Wong, Nicholas and Holt return us to a recurring issue, the classification of contractors, and they offer multivariate techniques for developing classification models. They attempt to link clients' selection aspirations and contractor performance. The authors investigated 48 UK construction projects to build their models and tested them on 20 independent cases. The predominant project specific criteria were; suitability of equipment; past performance on time and cost; relationship with local authority; and reputation or image. They explain this potential for developing contractor classification models.

Vee and Skitmore examine professional ethics in the construction industry by way of a questionnaire survey of project managers, architects and building contractors. Most operated to a professional code of ethics, many had an ethical code in their employing organisation. There was no evidence of organised unethical conduct or of any employee being asked to behave unethically. However all respondents had witnessed some unethical conduct such as unfair conduct, negligence, conflict of interest, collusive tendency, fraud, breach of confidentiality, bribing and violation of environmental ethics. I am not sure where this leaves us – it would appear the framework is in place, no one is causing unethical behaviour to take place yet it is occurring. More research would appear to be required.

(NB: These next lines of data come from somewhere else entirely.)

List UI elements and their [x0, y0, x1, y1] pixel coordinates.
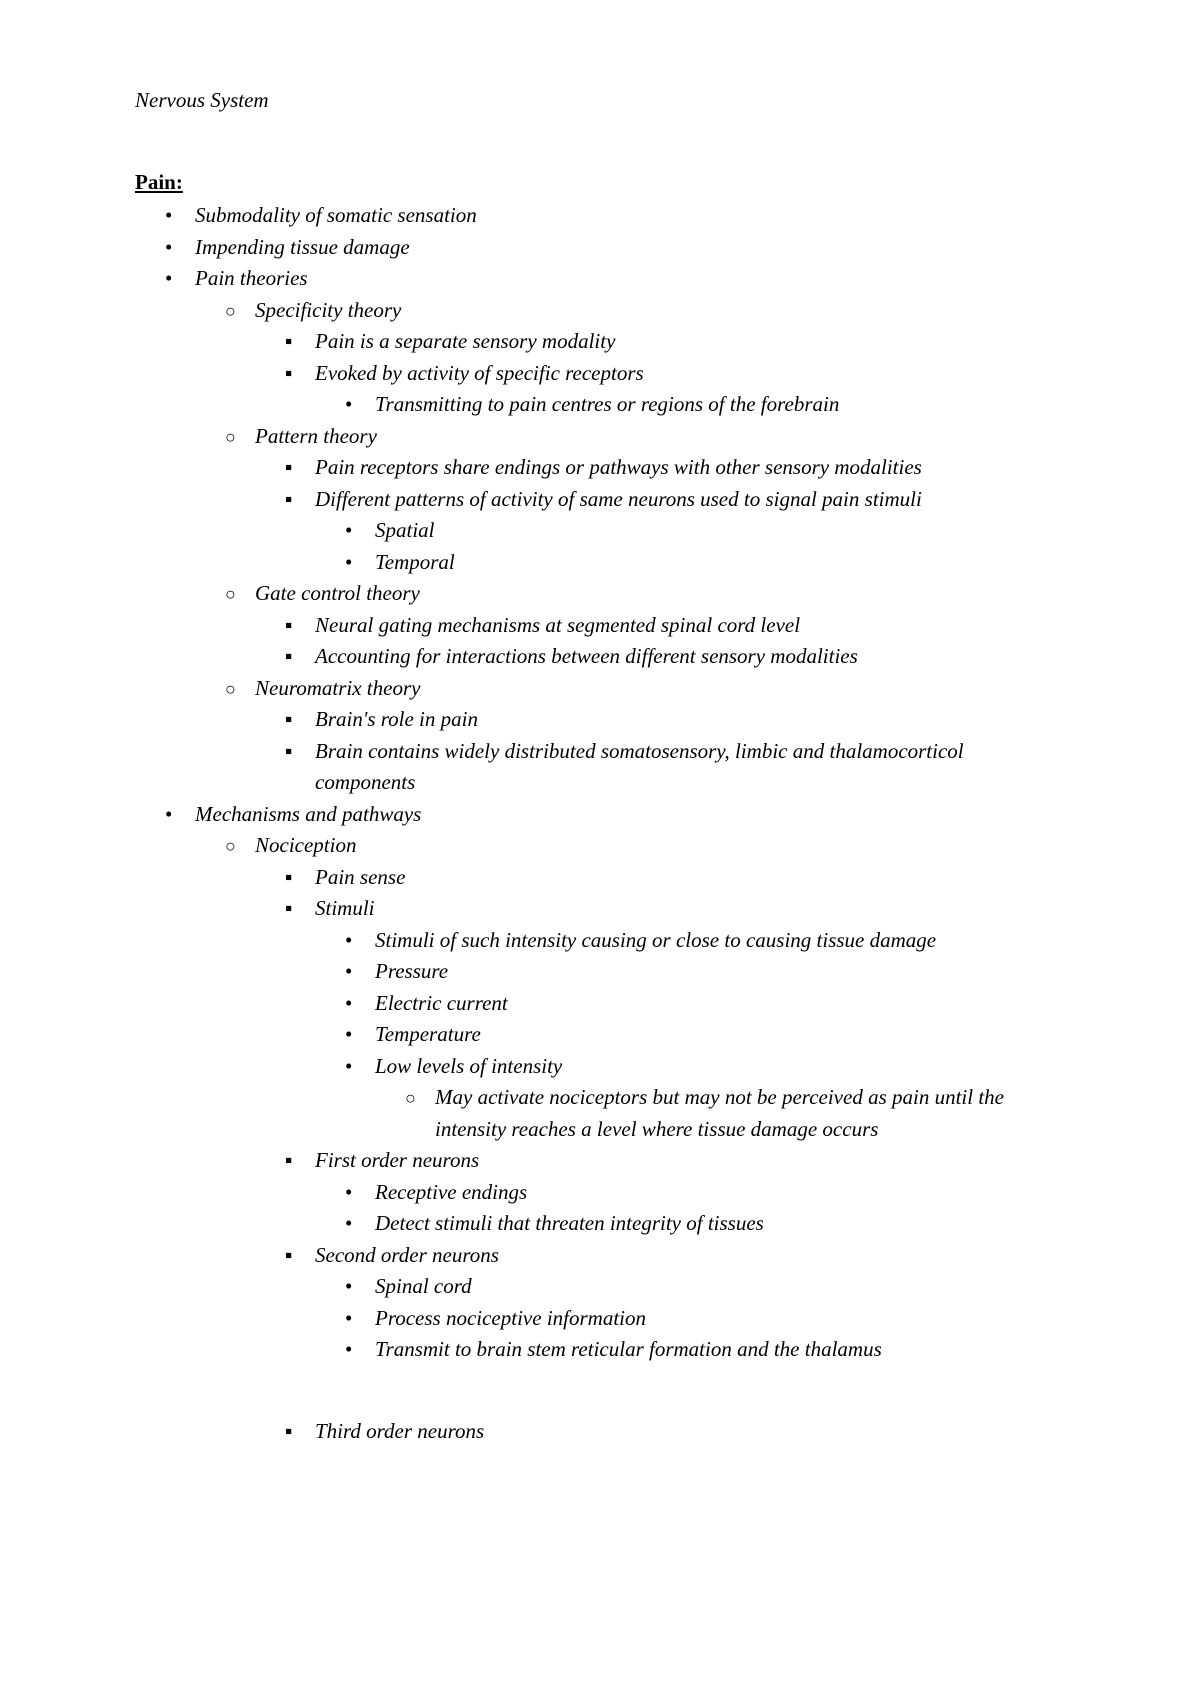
item-text: Electric current — [375, 991, 508, 1015]
list-item: Submodality of somatic sensation — [195, 200, 1065, 232]
list-item: Pressure — [375, 956, 1065, 988]
list-item: Transmitting to pain centres or regions … — [375, 389, 1065, 421]
item-text: Brain contains widely distributed somato… — [315, 739, 964, 795]
list-item: Temperature — [375, 1019, 1065, 1051]
list-item: Third order neurons — [315, 1416, 1065, 1448]
list-item: Stimuli Stimuli of such intensity causin… — [315, 893, 1065, 1145]
list-item: Pain theories Specificity theory Pain is… — [195, 263, 1065, 799]
item-text: Temperature — [375, 1022, 481, 1046]
list-item: Stimuli of such intensity causing or clo… — [375, 925, 1065, 957]
list-item: First order neurons Receptive endings De… — [315, 1145, 1065, 1240]
item-text: Accounting for interactions between diff… — [315, 644, 858, 668]
list-item: Second order neurons Spinal cord Process… — [315, 1240, 1065, 1366]
item-text: Transmitting to pain centres or regions … — [375, 392, 839, 416]
item-text: Impending tissue damage — [195, 235, 410, 259]
item-text: Temporal — [375, 550, 455, 574]
item-text: Submodality of somatic sensation — [195, 203, 477, 227]
list-item: Pain receptors share endings or pathways… — [315, 452, 1065, 484]
list-item: Low levels of intensity May activate noc… — [375, 1051, 1065, 1146]
list-item: Impending tissue damage — [195, 232, 1065, 264]
list-item: Accounting for interactions between diff… — [315, 641, 1065, 673]
list-item: Mechanisms and pathways Nociception Pain… — [195, 799, 1065, 1448]
list-item: Evoked by activity of specific receptors… — [315, 358, 1065, 421]
list-item: Neuromatrix theory Brain's role in pain … — [255, 673, 1065, 799]
item-text: First order neurons — [315, 1148, 479, 1172]
spacer — [255, 1366, 1065, 1416]
list-item: Neural gating mechanisms at segmented sp… — [315, 610, 1065, 642]
list-item: Spinal cord — [375, 1271, 1065, 1303]
outline-root: Submodality of somatic sensation Impendi… — [135, 200, 1065, 1447]
item-text: Process nociceptive information — [375, 1306, 646, 1330]
item-text: Receptive endings — [375, 1180, 527, 1204]
list-item: Gate control theory Neural gating mechan… — [255, 578, 1065, 673]
list-item: Pain is a separate sensory modality — [315, 326, 1065, 358]
list-item: Temporal — [375, 547, 1065, 579]
item-text: Spinal cord — [375, 1274, 472, 1298]
item-text: Neural gating mechanisms at segmented sp… — [315, 613, 800, 637]
item-text: Pattern theory — [255, 424, 377, 448]
item-text: Pain sense — [315, 865, 405, 889]
list-item: Electric current — [375, 988, 1065, 1020]
page-header: Nervous System — [135, 85, 1065, 117]
list-item: Nociception Pain sense Stimuli Stimuli o… — [255, 830, 1065, 1447]
list-item: Pattern theory Pain receptors share endi… — [255, 421, 1065, 579]
list-item: Specificity theory Pain is a separate se… — [255, 295, 1065, 421]
list-item: Transmit to brain stem reticular formati… — [375, 1334, 1065, 1366]
list-item: Pain sense — [315, 862, 1065, 894]
list-item: Different patterns of activity of same n… — [315, 484, 1065, 579]
list-item: May activate nociceptors but may not be … — [435, 1082, 1065, 1145]
list-item: Spatial — [375, 515, 1065, 547]
list-item: Receptive endings — [375, 1177, 1065, 1209]
item-text: Mechanisms and pathways — [195, 802, 421, 826]
item-text: Low levels of intensity — [375, 1054, 562, 1078]
section-title: Pain: — [135, 167, 1065, 199]
item-text: Nociception — [255, 833, 356, 857]
item-text: Pain theories — [195, 266, 308, 290]
item-text: Evoked by activity of specific receptors — [315, 361, 644, 385]
item-text: Pressure — [375, 959, 448, 983]
item-text: Second order neurons — [315, 1243, 499, 1267]
item-text: Neuromatrix theory — [255, 676, 420, 700]
item-text: Different patterns of activity of same n… — [315, 487, 922, 511]
item-text: May activate nociceptors but may not be … — [435, 1085, 1004, 1141]
list-item: Brain contains widely distributed somato… — [315, 736, 1065, 799]
item-text: Pain receptors share endings or pathways… — [315, 455, 922, 479]
item-text: Third order neurons — [315, 1419, 484, 1443]
item-text: Pain is a separate sensory modality — [315, 329, 615, 353]
item-text: Specificity theory — [255, 298, 401, 322]
item-text: Brain's role in pain — [315, 707, 478, 731]
list-item: Process nociceptive information — [375, 1303, 1065, 1335]
item-text: Spatial — [375, 518, 435, 542]
list-item: Brain's role in pain — [315, 704, 1065, 736]
item-text: Transmit to brain stem reticular formati… — [375, 1337, 882, 1361]
item-text: Stimuli of such intensity causing or clo… — [375, 928, 936, 952]
list-item: Detect stimuli that threaten integrity o… — [375, 1208, 1065, 1240]
item-text: Stimuli — [315, 896, 375, 920]
item-text: Gate control theory — [255, 581, 420, 605]
item-text: Detect stimuli that threaten integrity o… — [375, 1211, 764, 1235]
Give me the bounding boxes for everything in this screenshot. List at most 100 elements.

Underwood and Watson use an XML metadata approach to seamless project information exchange between heterogeneous platforms. The authors report on a project funded by the European Commission as part’of the ESPIRIT programme. This project’defined, after investigating, a minimum metadata set based on the investigated standards for the implementation of two demonstrators for XML-based automated document exchange. The project simulated document exchange between a corporate document management system and a collaborative construction project Web site. As collaborative working and virtual organisation grow, particularly in large projects, document exchange as the type described becomes more and more essential.

Tong and Tam explain that multi-skilled labour allocation in a specified time frame can only be solved by repeated trials and errors. However the authors claim that these can produce a near-optimal solution using fuzzy genetic algorithms and in this paper they present their evidence for this claim.